Enola, guarda tra i miei crisantemi.
Avevo spesso osservato mamma incorniciare i suoi disegni. Partiva proprio dalla cornice, che poneva a faccia in giù su un tavolo, e proseguiva con una lastra di vetro trasparente. Poi era il turno di una specie di cornice interna, ritagliata da una spessa carta colorata. A questa incollava con delicatezza il bordo superiore dell’acquerello. Poi aggiungeva sul retro un sottile compensato pitturato di bianco. Il tutto era tenuto insieme da alcuni minuscoli chiodi inseriti lateralmente nella cornice, sul retro della quale mamma incollava infine una carta marrone per nascondere i chiodi e tenere fuori la polvere.
Voltai il dipinto dei crisantemi e mi misi a osservare la carta marrone.
Inspirando profondamente, feci leva con le unghie su un lato, tentando di sollevare la carta senza strapparla. Ne venne via una strisciolina, ma non aveva importanza. Notai che c’era qualcosa nascosto sotto il dipinto, tra la carta marrone e il supporto di legno… Qualcosa ripiegato. Qualcosa di colore bianco.
Un biglietto da parte di mamma!
Una lettera in cui forse mi spiegava il perché della sua sparizione ed esprimeva il suo dispiacere e affetto, o mi invitava addirittura a seguirla…
Con il cuore martellante che gridava “ti prego, ti prego” e le dita tremanti, estrassi il rettangolo di carta.
Fremendo, lo aprii.
Sì, si trattava proprio di una nota da parte di mamma. Ma non del tipo che avevo sperato.
Era una banconota del valore di cento sterline.
Più soldi di quanti la gente comune vedeva in un anno intero.
Ma non era denaro ciò che desideravo da mia madre.
Devo ammettere che mi addormentai piangendo. Ma almeno riuscii a prendere sonno, tirando dritto fino a mattina, e nessuno mi disturbò eccetto la signora Lane, che a un certo punto entrò per svegliarmi e per chiedermi se mi sentissi male. Le risposi di no, che ero solo stanca, e lei uscì. La sentii riferire a qualcuno nel corridoio, con ogni probabilità a suo marito: «È esaurita, e per forza, povero agnellino…»

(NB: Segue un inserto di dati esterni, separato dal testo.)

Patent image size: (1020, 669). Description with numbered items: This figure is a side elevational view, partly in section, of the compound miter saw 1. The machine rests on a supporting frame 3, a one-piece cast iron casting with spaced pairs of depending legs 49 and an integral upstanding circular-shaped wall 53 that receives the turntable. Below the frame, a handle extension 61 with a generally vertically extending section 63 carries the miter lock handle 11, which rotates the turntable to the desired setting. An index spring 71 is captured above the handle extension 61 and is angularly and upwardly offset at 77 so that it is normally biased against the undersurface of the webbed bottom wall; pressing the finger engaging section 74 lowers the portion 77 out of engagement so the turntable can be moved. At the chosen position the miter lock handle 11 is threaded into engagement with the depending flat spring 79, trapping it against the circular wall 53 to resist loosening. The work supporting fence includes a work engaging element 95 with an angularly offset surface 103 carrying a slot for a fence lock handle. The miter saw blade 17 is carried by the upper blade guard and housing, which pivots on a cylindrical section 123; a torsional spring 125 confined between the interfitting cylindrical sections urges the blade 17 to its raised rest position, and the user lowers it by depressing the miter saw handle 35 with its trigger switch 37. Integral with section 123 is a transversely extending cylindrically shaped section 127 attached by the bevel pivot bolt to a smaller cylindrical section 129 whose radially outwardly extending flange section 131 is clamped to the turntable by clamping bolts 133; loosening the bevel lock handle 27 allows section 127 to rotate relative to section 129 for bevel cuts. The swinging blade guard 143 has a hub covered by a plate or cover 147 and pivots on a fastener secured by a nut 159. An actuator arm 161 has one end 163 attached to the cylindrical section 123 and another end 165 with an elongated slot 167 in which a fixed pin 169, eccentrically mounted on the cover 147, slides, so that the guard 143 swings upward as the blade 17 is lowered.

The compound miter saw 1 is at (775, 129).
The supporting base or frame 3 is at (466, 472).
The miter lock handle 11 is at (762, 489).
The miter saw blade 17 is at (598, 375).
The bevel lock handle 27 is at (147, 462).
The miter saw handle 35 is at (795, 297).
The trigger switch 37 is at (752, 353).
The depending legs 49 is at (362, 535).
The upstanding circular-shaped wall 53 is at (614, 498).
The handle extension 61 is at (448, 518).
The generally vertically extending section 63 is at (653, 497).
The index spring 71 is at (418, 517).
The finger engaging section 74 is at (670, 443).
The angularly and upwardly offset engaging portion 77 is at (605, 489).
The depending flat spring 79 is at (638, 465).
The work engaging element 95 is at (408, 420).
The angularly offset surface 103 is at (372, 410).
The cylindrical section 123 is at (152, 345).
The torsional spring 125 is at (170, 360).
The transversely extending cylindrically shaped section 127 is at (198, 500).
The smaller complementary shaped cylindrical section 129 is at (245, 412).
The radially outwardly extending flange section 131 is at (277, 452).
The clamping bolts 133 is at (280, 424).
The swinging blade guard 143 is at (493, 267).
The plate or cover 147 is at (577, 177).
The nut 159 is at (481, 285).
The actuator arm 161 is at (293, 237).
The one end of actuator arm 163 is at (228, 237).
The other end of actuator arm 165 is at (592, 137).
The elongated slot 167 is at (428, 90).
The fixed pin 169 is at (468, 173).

Quando mi svegliai, nel primo pomeriggio, anche se bramavo di fare colazione o di pranzare, non saltai subito giù dal letto. Rimasi invece distesa ancora per un attimo e mi costrinsi a riflettere a mente fresca sulla mia situazione.
Dunque, anche se non si trattava di ciò che avevo sperato, ricevere dei soldi era meglio di niente.
In segreto, mamma mi aveva lasciato una gran bella somma.
Che, senza dubbio, aveva sottratto a Mycroft.
Con l’inganno.
Era giusto che la tenessi?
Non si trattava certo di denaro che Mycroft si era guadagnato. Da quanto avevo capito, questi soldi gli erano piombati addosso per il semplice fatto di essere il figlio primogenito di nostro padre.
Canoni d’affitto accumulati secolo dopo secolo, e che ogni anno aumentavano il suo patrimonio. E a che fine? Il mantenimento di Ferndell Hall e della proprietà.
Questi soldi, così come i lampadari, erano stati davvero ereditati assieme alla casa.
E quella casa era, o avrebbe dovuto essere, la dimora di mia madre.
Dal punto di vista legale, il denaro non era né di mia madre, né mio. Ma moralmente… Molto, molto spesso mamma mi aveva spiegato quanto ingiuste fossero certe leggi. Per esempio, se una donna si dava da fare per scrivere e pubblicare un libro, i proventi dovevano andare al marito. Ma non è assurdo?
E quale assurdità sarebbe dunque stata restituire a mio fratello Mycroft una banconota da cento sterline solo perché era il figlio primogenito!
La legge poteva andare a farsi friggere, decisi con soddisfazione; moralmente, i soldi erano miei. Mamma aveva fatto tanta fatica e tanti sacrifici per estorcerli alla proprietà. E poi li aveva allungati a me.
Quanto altro denaro c’era? Mi aveva lasciato molti messaggi in codice…
In cosa voleva che lo spendessi?
In un certo senso, grazie al suo esempio, conoscevo già la risposta a quella domanda.